Enerji sektöründe de blokzincir kullanımı, akıllı enerji yönetimi konusunda, operasyonel maliyetlerin ve sermaye harcamalarının azaltılması noktasında giderek artıyor. Blokzincir tabanlı yeşil enerji ticaret sistemi ile akıllı enerji yönetimi, çalışmaların sürdürüldüğü alanlar arasında.
Oyun sektöründe de geleneksel olarak oyunların geliştiricilerin tekelinde olması yerine kontrolün kullanıcılarda olmasına imkan tanıyor. Örneğin bir blockchain oyunu olan Ethereum üzerindeki CryptoKitties oyunu gibi.
Blockchain’in buluştuğu alanlardan bir diğeri de sanat. Bu alanda da sanat piyasasında eser sahiplerinin eserleri tekrar satma ihtiyaçlarına yönelik kullanımı dikkat çekiyor. Yukarıda bahsettiğim blokzincir türlerinden açık blokzincirlerde kayıt ve satış işlemlerinin yapılmasının yanında, özel türdeki blokzincirlerde de kontrollü tokenization yani kısmi sahiplik yöntemi ile sanat eserlerinin ufak paylarının el değiştirmesine imkan sağlıyor.
Blockchain ve Finansal Teknolojiler
Blok zinciri sisteminde ilk kripto para Bitcoin özelinde örnekleyecek olursak yapılan tüm parasal işlemleri o anda bir bloğa kaydederek işlemekte ve yine tüm değişiklikler ağdaki diğer işlemlerle senkronize şekilde gerçekleştirmekte ve sistem dijital cüzdan olarak adlandırılan hesaplarla yönetilmektedir.
Kripto paralar bu teknoloji ile üretildiğinden bu konuyla en çok özdeşleşen alan olmakla birlikte blok zincir teknolojisi ile kripto temelli ödeme çözümlerinin ortaya çıkmasına da vesile oluyor. Peki bu teknolojinin finans sektöründe destek sağlayabileceği diğer alanlar neler?
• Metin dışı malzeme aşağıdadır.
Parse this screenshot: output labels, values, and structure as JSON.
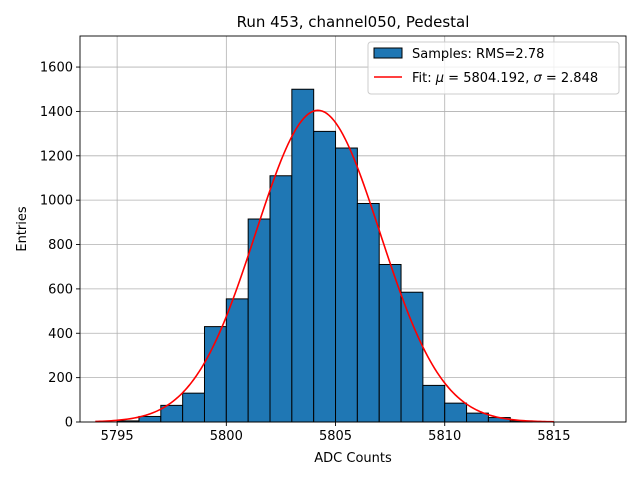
{
  "chart_data": {
    "type": "bar",
    "title": "Run 453, channel050, Pedestal",
    "xlabel": "ADC Counts",
    "ylabel": "Entries",
    "xlim": [
      5793.3,
      5818.3
    ],
    "ylim": [
      0,
      1740
    ],
    "xticks": [
      5795,
      5800,
      5805,
      5810,
      5815
    ],
    "yticks": [
      0,
      200,
      400,
      600,
      800,
      1000,
      1200,
      1400,
      1600
    ],
    "grid": true,
    "legend_position": "top-right",
    "bar_color": "#1f77b4",
    "fit_color": "#ff0000",
    "bins": [
      {
        "x0": 5795,
        "x1": 5796,
        "value": 5
      },
      {
        "x0": 5796,
        "x1": 5797,
        "value": 25
      },
      {
        "x0": 5797,
        "x1": 5798,
        "value": 75
      },
      {
        "x0": 5798,
        "x1": 5799,
        "value": 130
      },
      {
        "x0": 5799,
        "x1": 5800,
        "value": 430
      },
      {
        "x0": 5800,
        "x1": 5801,
        "value": 555
      },
      {
        "x0": 5801,
        "x1": 5802,
        "value": 915
      },
      {
        "x0": 5802,
        "x1": 5803,
        "value": 1110
      },
      {
        "x0": 5803,
        "x1": 5804,
        "value": 1500
      },
      {
        "x0": 5804,
        "x1": 5805,
        "value": 1310
      },
      {
        "x0": 5805,
        "x1": 5806,
        "value": 1235
      },
      {
        "x0": 5806,
        "x1": 5807,
        "value": 985
      },
      {
        "x0": 5807,
        "x1": 5808,
        "value": 710
      },
      {
        "x0": 5808,
        "x1": 5809,
        "value": 585
      },
      {
        "x0": 5809,
        "x1": 5810,
        "value": 165
      },
      {
        "x0": 5810,
        "x1": 5811,
        "value": 85
      },
      {
        "x0": 5811,
        "x1": 5812,
        "value": 40
      },
      {
        "x0": 5812,
        "x1": 5813,
        "value": 20
      },
      {
        "x0": 5813,
        "x1": 5814,
        "value": 5
      }
    ],
    "fit": {
      "mu": 5804.192,
      "sigma": 2.848,
      "amplitude": 1405,
      "x_range": [
        5794,
        5815
      ]
    },
    "legend": [
      {
        "kind": "bar",
        "label": "Samples: RMS=2.78"
      },
      {
        "kind": "line",
        "label_prefix": "Fit: ",
        "mu_symbol": "μ",
        "mu_text": " = 5804.192, ",
        "sigma_symbol": "σ",
        "sigma_text": " = 2.848"
      }
    ]
  }
}
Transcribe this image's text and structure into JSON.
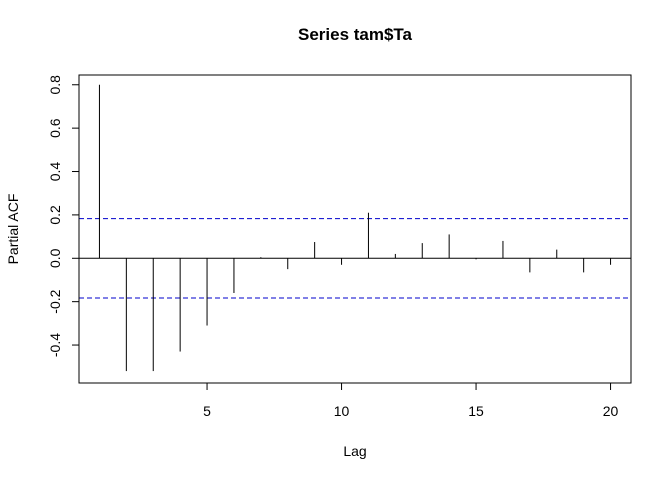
{
  "chart_data": {
    "type": "bar",
    "title": "Series  tam$Ta",
    "xlabel": "Lag",
    "ylabel": "Partial ACF",
    "x_ticks": [
      5,
      10,
      15,
      20
    ],
    "y_ticks": [
      -0.4,
      -0.2,
      0.0,
      0.2,
      0.4,
      0.6,
      0.8
    ],
    "xlim": [
      0.24,
      20.76
    ],
    "ylim": [
      -0.575,
      0.845
    ],
    "confidence_band": 0.183,
    "confidence_color": "#0000cc",
    "grid": false,
    "series": [
      {
        "x": [
          1,
          2,
          3,
          4,
          5,
          6,
          7,
          8,
          9,
          10,
          11,
          12,
          13,
          14,
          15,
          16,
          17,
          18,
          19,
          20
        ],
        "values": [
          0.8,
          -0.52,
          -0.52,
          -0.43,
          -0.31,
          -0.16,
          0.005,
          -0.05,
          0.075,
          -0.03,
          0.21,
          0.02,
          0.07,
          0.11,
          -0.005,
          0.08,
          -0.065,
          0.04,
          -0.065,
          -0.03
        ]
      }
    ]
  }
}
Blokzinciri teknolojisinin dönüştürdüğü sektörlerin başında ise finans sektörü yer alıyor ve bu sektörde yaşanan en kritik sorunlara çözüm geliştirmede devreye giriyor. Sahtecilik, sektörde yaşanan en büyük sıkıntılar arasında. Blokzincir teknolojisi bahsettiğim dağıtık yapısı sayesinde tüm işlemlerin bir kopyasının ağın tüm katılımcılarında da bulunuyor olmasıyla veri ihlali, kimlik hırsızlığı gibi siber güvenlik sorunlarına bir çözüm olma potansiyeline sahip. Yine blokzincir teknolojisinin dönüştüreceği bir diğer alan sermaye piyasaları. Burada da teknoloji sayesinde aracısızlaşma giderek artacak gibi görünüyor. Yine kredilerin onay süreci ve dağıtık yapılı kredi sistemleri de bankacılık sektöründe blokzincirin geliştireceği alanlardan.